Public records yielded little about Yettaw, a father of seven. At one point, he owned a construction company. And he lost a 17-year-old son to a motorcycle wreck in Lebanon, Missouri, in 2007.

A U.S. Embassy official met with Yettaw on Wednesday for three minutes, the first since his arrest. He appeared to be doing well, the embassy said.

On Thursday, Myanmar officials were expected to charge Yettaw with immigration violations. But the charges had not been announced.

Yettaw entered Suu Kyi’s house once before, in 2008, the U.S. Campaign for Burma said. She refused to meet with him, and this time, she spoke to him only long enough to tell him to leave, it said.

Reports from news outlets affiliated with the military junta said Yettaw confessed to the 2008 visit and said he had stayed for a longer period then.

This time, the reports said, Yettaw met Suu Kyi’s two housekeepers, a mother and daughter who are her only permitted companions.
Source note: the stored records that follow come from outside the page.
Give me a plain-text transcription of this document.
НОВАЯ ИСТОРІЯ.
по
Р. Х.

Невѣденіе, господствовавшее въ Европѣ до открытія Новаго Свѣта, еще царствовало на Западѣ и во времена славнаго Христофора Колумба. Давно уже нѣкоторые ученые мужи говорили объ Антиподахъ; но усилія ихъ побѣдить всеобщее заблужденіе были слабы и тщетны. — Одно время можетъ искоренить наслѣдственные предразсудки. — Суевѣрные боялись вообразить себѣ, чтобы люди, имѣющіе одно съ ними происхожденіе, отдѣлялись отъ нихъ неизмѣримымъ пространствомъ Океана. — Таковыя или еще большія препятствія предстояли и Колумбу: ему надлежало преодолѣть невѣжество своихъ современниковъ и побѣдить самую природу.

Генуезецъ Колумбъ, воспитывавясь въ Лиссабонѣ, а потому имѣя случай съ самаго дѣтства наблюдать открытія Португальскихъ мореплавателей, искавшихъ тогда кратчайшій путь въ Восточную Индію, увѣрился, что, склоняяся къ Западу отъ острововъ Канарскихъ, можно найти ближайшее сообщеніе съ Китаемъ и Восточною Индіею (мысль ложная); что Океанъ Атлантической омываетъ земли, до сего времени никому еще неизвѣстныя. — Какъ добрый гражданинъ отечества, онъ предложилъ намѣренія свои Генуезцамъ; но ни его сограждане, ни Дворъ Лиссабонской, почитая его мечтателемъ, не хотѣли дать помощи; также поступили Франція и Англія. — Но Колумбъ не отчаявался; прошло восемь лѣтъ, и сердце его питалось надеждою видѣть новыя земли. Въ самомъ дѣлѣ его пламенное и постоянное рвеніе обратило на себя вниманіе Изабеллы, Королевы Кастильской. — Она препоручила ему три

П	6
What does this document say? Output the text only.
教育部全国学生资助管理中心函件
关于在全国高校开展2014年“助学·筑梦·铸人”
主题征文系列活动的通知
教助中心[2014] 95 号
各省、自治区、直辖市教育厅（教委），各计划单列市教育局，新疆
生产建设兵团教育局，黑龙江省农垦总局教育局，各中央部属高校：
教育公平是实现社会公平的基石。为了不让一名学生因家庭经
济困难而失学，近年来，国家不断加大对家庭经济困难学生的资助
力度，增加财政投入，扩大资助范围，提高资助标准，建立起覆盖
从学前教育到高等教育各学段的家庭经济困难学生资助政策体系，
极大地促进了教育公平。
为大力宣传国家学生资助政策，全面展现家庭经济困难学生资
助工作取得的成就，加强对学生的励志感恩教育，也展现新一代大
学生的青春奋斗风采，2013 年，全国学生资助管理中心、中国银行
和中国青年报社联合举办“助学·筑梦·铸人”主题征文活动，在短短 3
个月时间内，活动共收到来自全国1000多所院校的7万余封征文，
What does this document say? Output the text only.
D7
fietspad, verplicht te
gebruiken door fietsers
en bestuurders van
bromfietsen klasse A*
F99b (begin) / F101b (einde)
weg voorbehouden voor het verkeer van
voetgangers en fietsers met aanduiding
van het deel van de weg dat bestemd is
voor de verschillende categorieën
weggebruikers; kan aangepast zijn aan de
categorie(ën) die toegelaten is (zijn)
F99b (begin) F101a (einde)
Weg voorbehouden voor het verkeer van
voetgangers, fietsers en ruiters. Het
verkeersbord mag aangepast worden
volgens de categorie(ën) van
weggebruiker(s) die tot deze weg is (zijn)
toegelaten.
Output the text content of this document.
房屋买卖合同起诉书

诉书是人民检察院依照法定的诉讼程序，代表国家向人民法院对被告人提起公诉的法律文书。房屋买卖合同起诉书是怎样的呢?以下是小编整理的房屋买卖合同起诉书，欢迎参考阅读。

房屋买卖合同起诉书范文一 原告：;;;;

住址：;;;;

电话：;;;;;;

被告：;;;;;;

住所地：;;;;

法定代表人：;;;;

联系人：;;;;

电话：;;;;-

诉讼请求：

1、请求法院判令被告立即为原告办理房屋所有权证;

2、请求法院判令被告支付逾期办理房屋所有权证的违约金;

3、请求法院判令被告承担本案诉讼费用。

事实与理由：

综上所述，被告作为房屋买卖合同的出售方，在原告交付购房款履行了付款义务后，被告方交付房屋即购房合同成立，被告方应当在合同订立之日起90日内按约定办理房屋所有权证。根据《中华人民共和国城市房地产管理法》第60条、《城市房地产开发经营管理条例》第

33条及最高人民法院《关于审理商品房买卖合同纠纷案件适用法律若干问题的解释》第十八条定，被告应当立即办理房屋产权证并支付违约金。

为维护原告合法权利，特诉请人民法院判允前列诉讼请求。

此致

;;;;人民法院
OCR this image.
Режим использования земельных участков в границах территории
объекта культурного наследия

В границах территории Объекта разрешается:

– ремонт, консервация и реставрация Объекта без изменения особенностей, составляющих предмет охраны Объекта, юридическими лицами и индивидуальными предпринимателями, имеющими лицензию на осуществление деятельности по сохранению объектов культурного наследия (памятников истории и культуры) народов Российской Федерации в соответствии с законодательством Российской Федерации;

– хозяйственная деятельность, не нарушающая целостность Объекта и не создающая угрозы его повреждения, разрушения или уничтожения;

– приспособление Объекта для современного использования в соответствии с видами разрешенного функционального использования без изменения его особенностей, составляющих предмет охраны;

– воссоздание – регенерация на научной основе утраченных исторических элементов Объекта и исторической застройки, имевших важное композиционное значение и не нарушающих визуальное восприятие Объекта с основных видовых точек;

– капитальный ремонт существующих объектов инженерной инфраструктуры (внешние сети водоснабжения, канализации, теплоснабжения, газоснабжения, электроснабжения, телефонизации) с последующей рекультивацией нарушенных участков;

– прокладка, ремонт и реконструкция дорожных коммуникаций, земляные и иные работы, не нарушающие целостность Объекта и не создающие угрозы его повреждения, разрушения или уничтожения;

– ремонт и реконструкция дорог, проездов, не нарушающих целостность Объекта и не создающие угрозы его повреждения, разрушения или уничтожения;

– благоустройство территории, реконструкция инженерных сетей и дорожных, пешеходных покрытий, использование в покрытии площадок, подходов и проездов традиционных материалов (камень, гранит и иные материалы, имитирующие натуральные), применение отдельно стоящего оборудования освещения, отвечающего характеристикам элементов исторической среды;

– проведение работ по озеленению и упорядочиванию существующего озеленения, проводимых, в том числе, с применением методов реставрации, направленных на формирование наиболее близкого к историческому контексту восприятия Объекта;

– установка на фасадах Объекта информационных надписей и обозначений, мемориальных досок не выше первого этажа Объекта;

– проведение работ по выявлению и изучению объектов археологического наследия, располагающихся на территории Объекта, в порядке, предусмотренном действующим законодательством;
Yettaw, a diabetic, apparently told the women he was tired and hungry after his swim. They offered him food, the newspapers said.

The housekeepers also were charged under Section 22 on Thursday.

Yettaw was arrested while swimming away from the house. Authorities said he told officials he was visiting Yangon on a tourist visa and was staying at a hotel when he swam across the lake with a 5-liter water bottle, presumably to use as a float.

Authorities found a U.S. passport, a backpack, a flashlight, a pair of folding pliers, a camera and money on him, local reports said.

The Myanmar-language Web site tharkinwe.com published two photos that officials said they found on Yettaw’s digital camera.

One showed a middle-aged man posing in front of a mirror for a self-portrait. The other was a picture of a pair of feet with flippers on them.

Assell, the neighbor, said the man in the picture was Yettaw.

Suu Kyi’s party said Yettaw’s appearance at the house confirms security concerns the leader has voiced to the government.

“This is a political issue, not a criminal issue,” said Nyan Win, the spokesman. “She has done nothing wrong.”

Suu Kyi, 63, rose to global prominence during protests in the country in 1988.

She was first detained in 1989 and has been under house arrest for 13 of the past 19 years.